After qualifying unexpectedly for the big final three years in a row now, with what we think has been only half decent to a load of poop, there’s no reason for the Lithuanians to become too cocky about it. Before they know it they’re left in the dirt with their neighbor Latvia having to watch the final from the sideline for the next 5-6 years. And very likely starting with this year, we might add. We’ll be completely flabbergasted if this is not one of the five being relegated in semi-final 2. Which is a shame really, as we love the concept of the undertipped, ignored underdog powering through with limited recourses to spend on an overpopulated delegation and promotion, but abundantly equipped with smartness and a tenacious drive.

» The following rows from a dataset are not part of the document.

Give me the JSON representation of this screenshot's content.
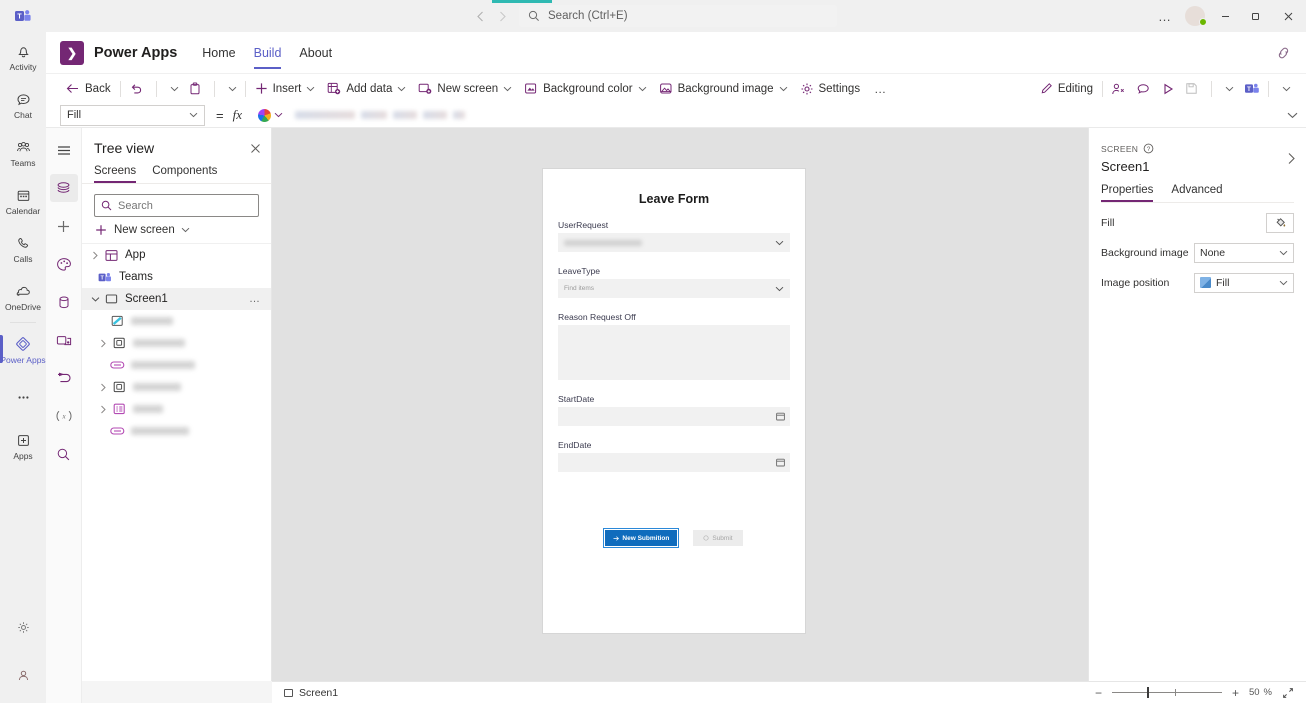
{
  "titlebar": {
    "back_icon": "chevron-left-icon",
    "forward_icon": "chevron-right-icon",
    "search_placeholder": "Search (Ctrl+E)",
    "more_label": "…",
    "minimize_label": "—",
    "maximize_label": "□",
    "close_label": "✕"
  },
  "teams_rail": {
    "items": [
      {
        "label": "Activity",
        "icon": "bell-icon"
      },
      {
        "label": "Chat",
        "icon": "chat-bubble-icon"
      },
      {
        "label": "Teams",
        "icon": "people-icon"
      },
      {
        "label": "Calendar",
        "icon": "calendar-icon"
      },
      {
        "label": "Calls",
        "icon": "phone-icon"
      },
      {
        "label": "OneDrive",
        "icon": "cloud-icon"
      },
      {
        "label": "Power Apps",
        "icon": "power-apps-icon",
        "active": true
      },
      {
        "label": "",
        "icon": "more-ellipsis-icon"
      },
      {
        "label": "Apps",
        "icon": "plus-box-icon"
      }
    ],
    "bottom": [
      {
        "label": "",
        "icon": "gear-icon"
      },
      {
        "label": "",
        "icon": "person-icon"
      }
    ]
  },
  "pa_header": {
    "logo_glyph": "❯",
    "title": "Power Apps",
    "nav": [
      {
        "label": "Home",
        "active": false
      },
      {
        "label": "Build",
        "active": true
      },
      {
        "label": "About",
        "active": false
      }
    ],
    "right_icon": "popout-link-icon"
  },
  "command_bar": {
    "back_label": "Back",
    "undo_icon": "undo-icon",
    "paste_icon": "paste-icon",
    "insert_label": "Insert",
    "add_data_label": "Add data",
    "new_screen_label": "New screen",
    "background_color_label": "Background color",
    "background_image_label": "Background image",
    "settings_label": "Settings",
    "overflow_label": "…",
    "editing_label": "Editing",
    "right_icons": [
      "share-person-icon",
      "comment-icon",
      "play-preview-icon",
      "save-icon",
      "chevron-down-icon",
      "teams-publish-icon",
      "chevron-down-icon"
    ]
  },
  "formula_bar": {
    "property": "Fill",
    "equals": "=",
    "fx": "fx",
    "swatch_icon": "color-wheel-icon",
    "formula_redacted": true,
    "expand_icon": "chevron-down-icon"
  },
  "studio_rail": {
    "items": [
      {
        "icon": "hamburger-menu-icon",
        "selected": false
      },
      {
        "icon": "tree-view-icon",
        "selected": true
      },
      {
        "icon": "insert-plus-icon",
        "selected": false
      },
      {
        "icon": "theme-palette-icon",
        "selected": false
      },
      {
        "icon": "data-cylinder-icon",
        "selected": false
      },
      {
        "icon": "media-icon",
        "selected": false
      },
      {
        "icon": "power-automate-icon",
        "selected": false
      },
      {
        "icon": "variables-icon",
        "selected": false
      },
      {
        "icon": "search-icon",
        "selected": false
      }
    ]
  },
  "tree_view": {
    "title": "Tree view",
    "close_icon": "close-icon",
    "tabs": [
      {
        "label": "Screens",
        "active": true
      },
      {
        "label": "Components",
        "active": false
      }
    ],
    "search_placeholder": "Search",
    "new_screen_label": "New screen",
    "rows": [
      {
        "label": "App",
        "icon": "app-icon",
        "chevron": "collapsed",
        "indent": 0,
        "selected": false,
        "redacted": false
      },
      {
        "label": "Teams",
        "icon": "teams-icon",
        "chevron": "none",
        "indent": 1,
        "selected": false,
        "redacted": false
      },
      {
        "label": "Screen1",
        "icon": "screen-icon",
        "chevron": "expanded",
        "indent": 0,
        "selected": true,
        "redacted": false,
        "more": "…"
      },
      {
        "label": "",
        "icon": "label-icon",
        "chevron": "none",
        "indent": 2,
        "selected": false,
        "redacted": true,
        "blur_width": 42
      },
      {
        "label": "",
        "icon": "container-icon",
        "chevron": "collapsed",
        "indent": 1,
        "selected": false,
        "redacted": true,
        "blur_width": 52
      },
      {
        "label": "",
        "icon": "textinput-icon",
        "chevron": "none",
        "indent": 2,
        "selected": false,
        "redacted": true,
        "blur_width": 64
      },
      {
        "label": "",
        "icon": "container-icon",
        "chevron": "collapsed",
        "indent": 1,
        "selected": false,
        "redacted": true,
        "blur_width": 48
      },
      {
        "label": "",
        "icon": "form-icon",
        "chevron": "collapsed",
        "indent": 1,
        "selected": false,
        "redacted": true,
        "blur_width": 30
      },
      {
        "label": "",
        "icon": "textinput-icon",
        "chevron": "none",
        "indent": 2,
        "selected": false,
        "redacted": true,
        "blur_width": 58
      }
    ]
  },
  "canvas_app": {
    "form_title": "Leave Form",
    "fields": [
      {
        "label": "UserRequest",
        "type": "combobox",
        "value_redacted": true,
        "placeholder": ""
      },
      {
        "label": "LeaveType",
        "type": "combobox",
        "value_redacted": false,
        "placeholder": "Find items"
      },
      {
        "label": "Reason Request Off",
        "type": "textarea",
        "value": ""
      },
      {
        "label": "StartDate",
        "type": "datepicker",
        "value": "",
        "icon": "calendar-icon"
      },
      {
        "label": "EndDate",
        "type": "datepicker",
        "value": "",
        "icon": "calendar-icon"
      }
    ],
    "buttons": [
      {
        "label": "New Submition",
        "style": "primary",
        "icon": "arrow-icon"
      },
      {
        "label": "Submit",
        "style": "disabled",
        "icon": "circle-icon"
      }
    ]
  },
  "properties_panel": {
    "kicker": "SCREEN",
    "help_icon": "question-circle-icon",
    "expand_icon": "chevron-right-icon",
    "name": "Screen1",
    "tabs": [
      {
        "label": "Properties",
        "active": true
      },
      {
        "label": "Advanced",
        "active": false
      }
    ],
    "rows": [
      {
        "label": "Fill",
        "control": "colorbutton",
        "value": "",
        "icon": "paint-bucket-icon"
      },
      {
        "label": "Background image",
        "control": "select",
        "value": "None"
      },
      {
        "label": "Image position",
        "control": "select",
        "value": "Fill",
        "thumb": true
      }
    ]
  },
  "status_bar": {
    "screen_label": "Screen1",
    "minus_label": "−",
    "plus_label": "+",
    "zoom_value": "50",
    "zoom_unit": "%",
    "fit_icon": "fit-screen-icon"
  },
  "colors": {
    "teams_bg": "#f0f0f0",
    "powerapps_purple": "#742774",
    "teams_accent": "#5b5fc7",
    "teal_tab": "#2fb9b2",
    "canvas_bg": "#e1e1e1",
    "primary_button": "#0f6cbd",
    "presence_green": "#6bb700"
  }
}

Attention isn’t such a bad song, really. Kudos to Vilija for penning it. And Vilija herself looks like a competent artist. But just because she’s written the song herself doesn’t mean she’s the right match for performing it. A point clearly illustrated in the MGP-final earlier this season when Karin Park, the amazingly cool and talented lady behind Norway’s 2013 entry couldn’t resist the temptation of jumping on stage and stealing the limelight from Margaret Berger. It felt oh, so wrong. IFYML would have ended mid table at best in Eurovision with Karin Park behind the microphone instead of backstage.

Someone should have advised the Lithuanians against sending a girl to do a grown woman’s work. Vilija is clearly out of her league battling this snappy electro-pop number, struggling with the staccato lyrics, and trying awkwardly to look like a fierce dominatrix bashing a bloke around. She looks more like a 10 year old in a cute tutu, ready for her first ballet practice. If she only could go to Copenhagen as a young, talented, female composer, teamed up with an experienced, strong artist who could do the song proper justice. Then it might have had a fighting chance of at least reaching the final. But then again, Lithuania has surprised us before. Feel free to join us on Friday May 9, while we eat our words for breakfast.